Monday, July 16, 2012

Dem distraction: Senate to vote on Orwellian DISCLOSE Act…again

Dem distraction: Senate to vote on Orwellian DISCLOSE Act…again
By Michelle Malkin
July 16, 2012 09:26 AM

Always look under the Astroturf mat.

Senate Democrats have failed to pass a budget in nearly 1,200 days.

But they are carving out time today to vote on the loophole-ridden, incumbency protection racket, masquerading as “campaign finance reform,” dubbed the DISCLOSE Act.

Wait a minute. Didn’t they already vote on the DISCLOSE Act?

Why, yes. Yes, they did.

They voted on it in September 2010 before the midterms.
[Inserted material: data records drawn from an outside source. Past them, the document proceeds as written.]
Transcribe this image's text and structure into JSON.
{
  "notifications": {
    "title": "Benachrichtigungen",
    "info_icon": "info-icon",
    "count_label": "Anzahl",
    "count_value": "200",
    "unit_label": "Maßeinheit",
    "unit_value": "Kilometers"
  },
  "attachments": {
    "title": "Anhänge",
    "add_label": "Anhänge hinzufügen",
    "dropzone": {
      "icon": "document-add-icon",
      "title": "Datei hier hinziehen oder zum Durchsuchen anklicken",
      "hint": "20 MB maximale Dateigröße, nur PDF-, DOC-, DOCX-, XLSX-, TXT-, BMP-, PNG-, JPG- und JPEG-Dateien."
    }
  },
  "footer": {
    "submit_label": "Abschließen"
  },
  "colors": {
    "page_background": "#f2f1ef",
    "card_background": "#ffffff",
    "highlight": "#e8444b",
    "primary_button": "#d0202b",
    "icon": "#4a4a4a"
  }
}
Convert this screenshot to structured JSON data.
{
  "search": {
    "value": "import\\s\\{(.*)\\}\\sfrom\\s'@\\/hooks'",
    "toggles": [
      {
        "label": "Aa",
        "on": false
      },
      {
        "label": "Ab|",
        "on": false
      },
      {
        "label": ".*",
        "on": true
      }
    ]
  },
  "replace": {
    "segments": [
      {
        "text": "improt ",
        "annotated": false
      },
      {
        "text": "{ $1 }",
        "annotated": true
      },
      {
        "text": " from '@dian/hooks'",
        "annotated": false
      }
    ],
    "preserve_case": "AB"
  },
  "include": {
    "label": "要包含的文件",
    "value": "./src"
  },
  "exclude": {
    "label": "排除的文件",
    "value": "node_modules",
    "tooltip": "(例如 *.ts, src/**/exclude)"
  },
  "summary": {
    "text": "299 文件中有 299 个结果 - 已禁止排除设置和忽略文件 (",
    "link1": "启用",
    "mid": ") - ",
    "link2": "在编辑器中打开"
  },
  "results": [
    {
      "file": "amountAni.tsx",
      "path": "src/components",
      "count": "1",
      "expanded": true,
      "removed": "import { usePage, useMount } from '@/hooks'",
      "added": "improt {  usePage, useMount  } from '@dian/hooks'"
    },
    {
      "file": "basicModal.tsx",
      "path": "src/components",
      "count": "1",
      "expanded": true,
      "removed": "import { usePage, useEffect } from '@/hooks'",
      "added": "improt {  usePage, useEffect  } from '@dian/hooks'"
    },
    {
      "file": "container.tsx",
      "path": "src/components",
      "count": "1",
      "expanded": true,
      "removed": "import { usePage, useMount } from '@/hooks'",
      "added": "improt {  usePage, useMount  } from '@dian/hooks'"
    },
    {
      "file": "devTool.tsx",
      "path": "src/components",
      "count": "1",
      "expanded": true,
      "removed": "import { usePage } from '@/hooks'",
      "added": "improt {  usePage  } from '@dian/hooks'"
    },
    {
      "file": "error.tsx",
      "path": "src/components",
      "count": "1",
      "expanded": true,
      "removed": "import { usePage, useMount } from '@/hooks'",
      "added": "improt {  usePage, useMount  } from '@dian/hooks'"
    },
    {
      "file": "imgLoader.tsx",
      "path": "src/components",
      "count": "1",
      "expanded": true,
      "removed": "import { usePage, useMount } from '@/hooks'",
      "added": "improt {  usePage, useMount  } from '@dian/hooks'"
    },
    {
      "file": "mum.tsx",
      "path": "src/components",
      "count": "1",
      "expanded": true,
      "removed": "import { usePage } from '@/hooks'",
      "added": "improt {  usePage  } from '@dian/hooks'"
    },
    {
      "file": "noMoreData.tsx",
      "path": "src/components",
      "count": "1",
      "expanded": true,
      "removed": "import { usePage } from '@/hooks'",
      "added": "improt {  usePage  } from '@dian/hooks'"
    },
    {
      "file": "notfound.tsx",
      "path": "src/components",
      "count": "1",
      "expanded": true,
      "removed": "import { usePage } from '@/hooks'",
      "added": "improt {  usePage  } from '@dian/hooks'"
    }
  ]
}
And it failed to meet the 60-vote threshold.

I told you two years ago in July 2010 why the DISCLOSE Act was a sham:

You know when a politician starts a sentence with “frankly,” he’s about to lie to your face. The same principle applies to campaign finance legislation dubbed the “DISCLOSE Act.” The voter’s instinctive reaction should be: What are they trying to hide now? Drafted out of public view with left-wing lobbyists and rammed through Congress after bypassing committee hearings, this bum bill would have been better named the CLOSEDDOOR Act.

At a Rose Garden press conference on Monday, President Obama decried the influence of “shadow groups” on elections and urged the Senate to pass the “reform” sponsored by N.Y. Democratic Sen. Chuck Schumer. But the loophole-ridden package exempts large nonprofits with 500,000 or more members. Behemoth labor unions get preferential treatment. Bradley Smith, former Federal Elections Commission chairman, noted that the law places radical speech-squelching restrictions on companies’ ability to run independent political ads: “(I)f you’re a company with a government contract of over $10 million (like more than half of the top 50 U.S. companies) or if you’re a company with more than 20 percent foreign shareholders, you can’t even mention a candidate in an ad for up to a full year before the election. … There are no similar prohibitions for unions representing government contractors or unions with foreign membership.”

GOP Sen. Mitch McConnell put it more starkly during Tuesday’s debate before the Senate cloture vote on the bill: The DISCLOSE Act, he said, is a “transparent attempt to rig the fall elections.” At bottom, McConnell diagnosed correctly, this is a jobs-protection bill for entrenched incumbents more interested in protecting their hides than protecting the Constitution. While the cloture vote fell three votes short of the needed 60 on Tuesday, Schumer vowed to resurrect the issue “again and again and again until we pass it.”

…Team Obama and their allies on Capitol Hill have some nerve gnashing their teeth about transparency after two years of backdoor kickbacks, secret Big Labor deals, C-SPAN camera evasion, White House disclosure-ducking coffeehouse meetings, and sunlight-shirking holiday and midnight floor votes. And while they preached about America’s right to know and posed as crusaders for open access, Democratic leaders in both the House and Senate continued to stonewall on public hearings for health care rationing czar Donald Berwick — Obama’s recess-appointed head of Medicare and Medicaid.


A White House spokesman called the battle over the DISCLOSE Act a “defining moment for the public.” Nah. It’s just another example of the Democratic majority’s endless hide-and-seek hypocrisy.

Related from former FEC chariman Bradley Smith: A proposed campaign-finance law attempts to scare and regulate opponents into silence.

More: McConnell vows a filibuster today. He talked to Mark Levin about disclosure theater here.

The Soros-backed Center for American Progress is aggressively pushing the DISCLOSE Act today on Twitter. Tells you all you need to know.

I’ll update the post with roll call vote and predictable shrieking from Sen. Schumer.

More on the not-so-full disclosure distraction from CJ Ciaramella at the Free Beacon:

The Senate is expected to vote Monday on the DISCLOSE Act, a Democrat-sponsored bill requiring more disclosure of political activity. The bill faces fierce opposition from Senate Republicans who say it’s an attempt to target and harass donors.

Senate Democrats introduced a new version of the bill last Tuesday evening, but a provision requiring political ads to reveal their funders was pulled from the latest version at the behest of unions, senior GOP aides say.

The DISCLOSE Act of 2012, first introduced in March, had two major provisions: requiring politically active super PACs, unions, and corporations to disclose the identity of donors who contribute $10,000 or more; and requiring electioneering ads to disclose who is funding them.

But the latter so-called “stand by your ad” provision is absent from the version of the bill on which the Senate will vote. A spokesman for Senator Sheldon Whitehouse (D., R.I.), who introduced the bill, said the provision was nixed in response to GOP complaints.

“The ‘stand by your ad’ provision was dropped in response to objections we’ve heard from folks on the other side of the aisle,” the spokesman said. “It’s now targeted specifically at requiring disclosure.”

However, a senior Republican aide told the Free Beacon the provision was dropped due to union pressure.